Politica. A parte una stagione estiva che va avanti tra alti e bassi anche per questioni climatiche, due sono gli argomenti che in questi giorni stanno appassionando i cittadini sambenedettesi. La politica per le impreviste (anche se qualcuno ritiene che siano state studiate nei minimi particolari) dimissioni del sindaco Domenico Martinelli: quanto sono lontane le immagini di maggio 2002 quando Martinelli e alleati si abbracciavano ebbri di gioia. La Sambenedettese per i segreti (se continua così, fra poco li definiremo “di Pulcinella?) che avvolgano le trattative attuali a proposito di nuovi proprietari.
Martinelli, a parer mio, ha tirato la corda fino ad un certo punto poi ha mollato facendo cadere a terra quelli (quasi tutti) che tiravano il capo dalla parte opposta. Giusto così perché ultimamente era rimasto con pochissimi amici (Bagalini e non so chi) e quindi governare era per lui diventato impossibile. Ci avrei messo anche Marco Lorenzetti ma i suoi ultimi pensieri sul segretario dell’Udc, Turano (e quindi su Ciccanti) lasciano credere che il Partito non la pensa come lui. Ora Pasqualino Piunti (prima di martedì 16 quando ci sarà un summit di An) sta raccogliendo gli stracci per un salvataggio in extremis che assomiglierebbe alle tante salvezze in serie B della nostra amata sambenedettese.

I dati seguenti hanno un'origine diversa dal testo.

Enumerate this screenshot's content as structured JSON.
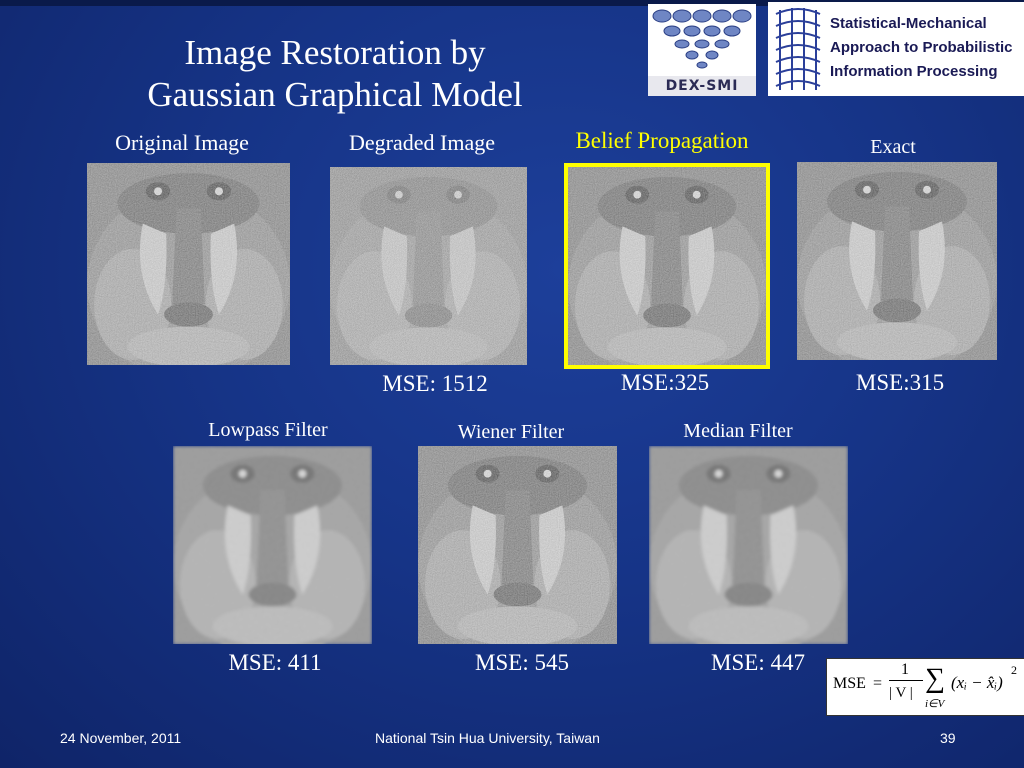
{
  "slide": {
    "title_line1": "Image Restoration by",
    "title_line2": "Gaussian Graphical Model"
  },
  "logos": {
    "dex_smi": "DEX-SMI",
    "smapip_lines": [
      "Statistical-Mechanical",
      "Approach to Probabilistic",
      "Information Processing"
    ]
  },
  "panels_top": [
    {
      "caption": "Original Image",
      "mse": ""
    },
    {
      "caption": "Degraded Image",
      "mse": "MSE: 1512"
    },
    {
      "caption": "Belief Propagation",
      "mse": "MSE:325"
    },
    {
      "caption": "Exact",
      "mse": "MSE:315"
    }
  ],
  "panels_bottom": [
    {
      "caption": "Lowpass Filter",
      "mse": "MSE: 411"
    },
    {
      "caption": "Wiener Filter",
      "mse": "MSE: 545"
    },
    {
      "caption": "Median Filter",
      "mse": "MSE: 447"
    }
  ],
  "formula": {
    "lhs": "MSE",
    "equals": "=",
    "numerator": "1",
    "denominator": "| V |",
    "sigma": "∑",
    "subscript": "i∈V",
    "body": "(xᵢ − x̂ᵢ)",
    "power": "2"
  },
  "footer": {
    "date": "24 November, 2011",
    "institution": "National Tsin Hua University, Taiwan",
    "page": "39"
  },
  "colors": {
    "background": "#163487",
    "highlight_caption": "#ffff00",
    "highlight_frame": "#ffff00",
    "text": "#ffffff"
  },
  "icons": {
    "image_placeholder": "mandrill-image"
  }
}
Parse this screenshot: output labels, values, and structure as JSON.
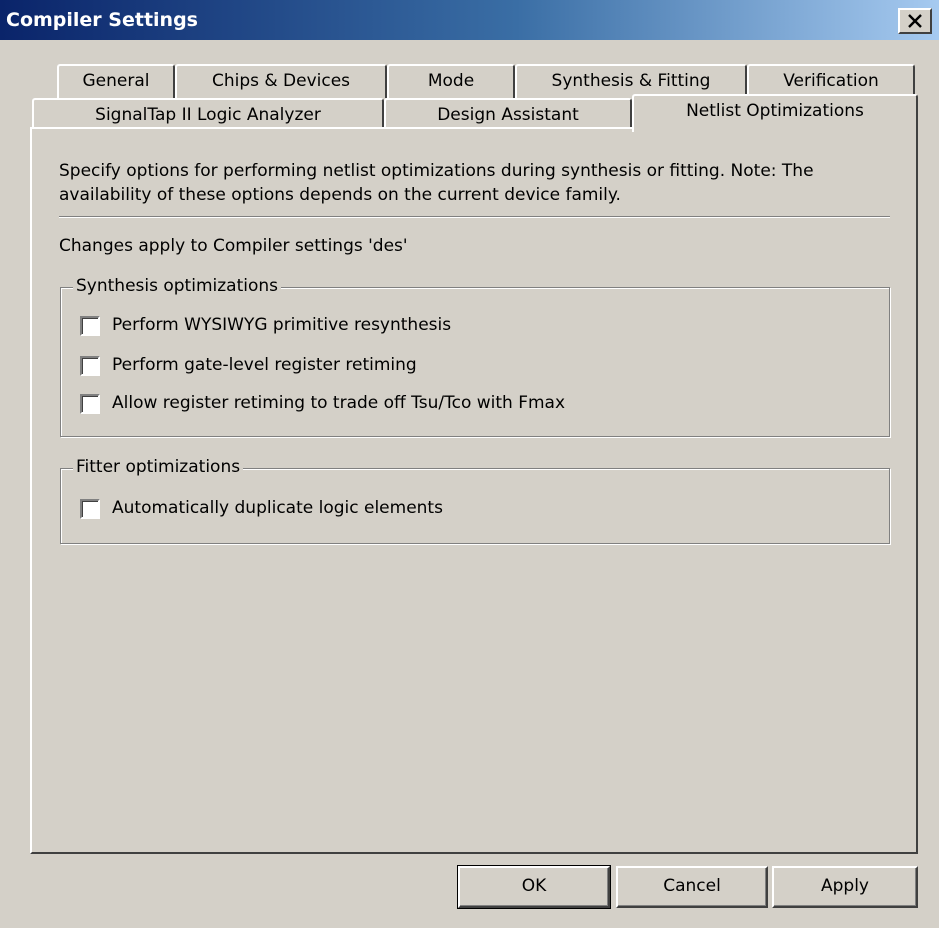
{
  "window": {
    "title": "Compiler Settings",
    "close_symbol": "×"
  },
  "tabs": {
    "row1": [
      "General",
      "Chips & Devices",
      "Mode",
      "Synthesis & Fitting",
      "Verification"
    ],
    "row2": [
      "SignalTap II Logic Analyzer",
      "Design Assistant",
      "Netlist Optimizations"
    ],
    "active": "Netlist Optimizations"
  },
  "panel": {
    "description_line1": "Specify options for performing netlist optimizations during synthesis or fitting. Note: The",
    "description_line2": "availability of these options depends on the current device family.",
    "changes_note": "Changes apply to Compiler settings 'des'",
    "synthesis_group": {
      "label": "Synthesis optimizations",
      "options": [
        {
          "label": "Perform WYSIWYG primitive resynthesis",
          "checked": false
        },
        {
          "label": "Perform gate-level register retiming",
          "checked": false
        },
        {
          "label": "Allow register retiming to trade off Tsu/Tco with Fmax",
          "checked": false
        }
      ]
    },
    "fitter_group": {
      "label": "Fitter optimizations",
      "options": [
        {
          "label": "Automatically duplicate logic elements",
          "checked": false
        }
      ]
    }
  },
  "buttons": {
    "ok": "OK",
    "cancel": "Cancel",
    "apply": "Apply"
  }
}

Samb, appunto, che sta vivendo nuovamente un periodo travagliato, dopo le illusioni di un anno fa. Le illusioni (di una società finalmente tornata a fondarsi sul settore giovanile) si sa fanno male e, per questo motivo, mi sono apparsi molto fuori luogo i ringraziamenti del presidente della Samb agli ex ‘dirigenti’ D’Ippolito e Scaringella. La curva nord fischiando, e quindi disapprovando le parole di Umberto Mastellarini, hanno dato un grande segnale di maturità e fatto capire (chi ha orecchi intenda) che non accetteranno più tutti i segreti che hanno caratterizzato l’assetto societario di un anno fa. Sento ora parlare di gruppo finanziario solido, di persone di Pavia che vogliono far grande la Samb. Può essere tutto vero ma prima devono farci (penso di poter parlare a nome dei miei concittadini) capire quali sono i reali motivi che li hanno spinti alla scelta. Non mi scandalizzerei se i motivi fossero legati ad un possibile business, ritenendo che la Samb ha tifosi splendidi e numerosi, che lo stadio è capiente e così via. Sarebbe un motivo plausibile che va però esercitato in modo trasparente che più trasparente non si può. Soltanto in questo caso potrebbe essere accettato. Per esempio, quando venne a San Benedetto un certo Antonio Venturato, si dicevano inizialmente le stesse cose che si sono dette poi di molti altri. I primi a parlare di progetto triennale ed in piena umiltà sono stati Mastellarini e C. ma poi sapete tutti come è finita. Chi verrà (da Pavia o da Agrigento) adesso troverà una piazza ancora una volta delusa e diffidente perché non vuole essere più ingannata o illusa. Quindi ai nuovi proprietari chiedono trasparenza, trasparenza e trasparenza. Senza la quale credo che la maggioranza dei tifosi preferirebbe campionati anonimi ma con prospettive di lunga vita. I bluff portano ad una sola conclusione, la radiazione dai campionati di calcio. Alla Samb è già successo e non deve più ripetersi. Quindi chiarezza, chiarezza e ancora chiarezza. Chi non ha intenzione di farla è meglio che rimanga dove stava.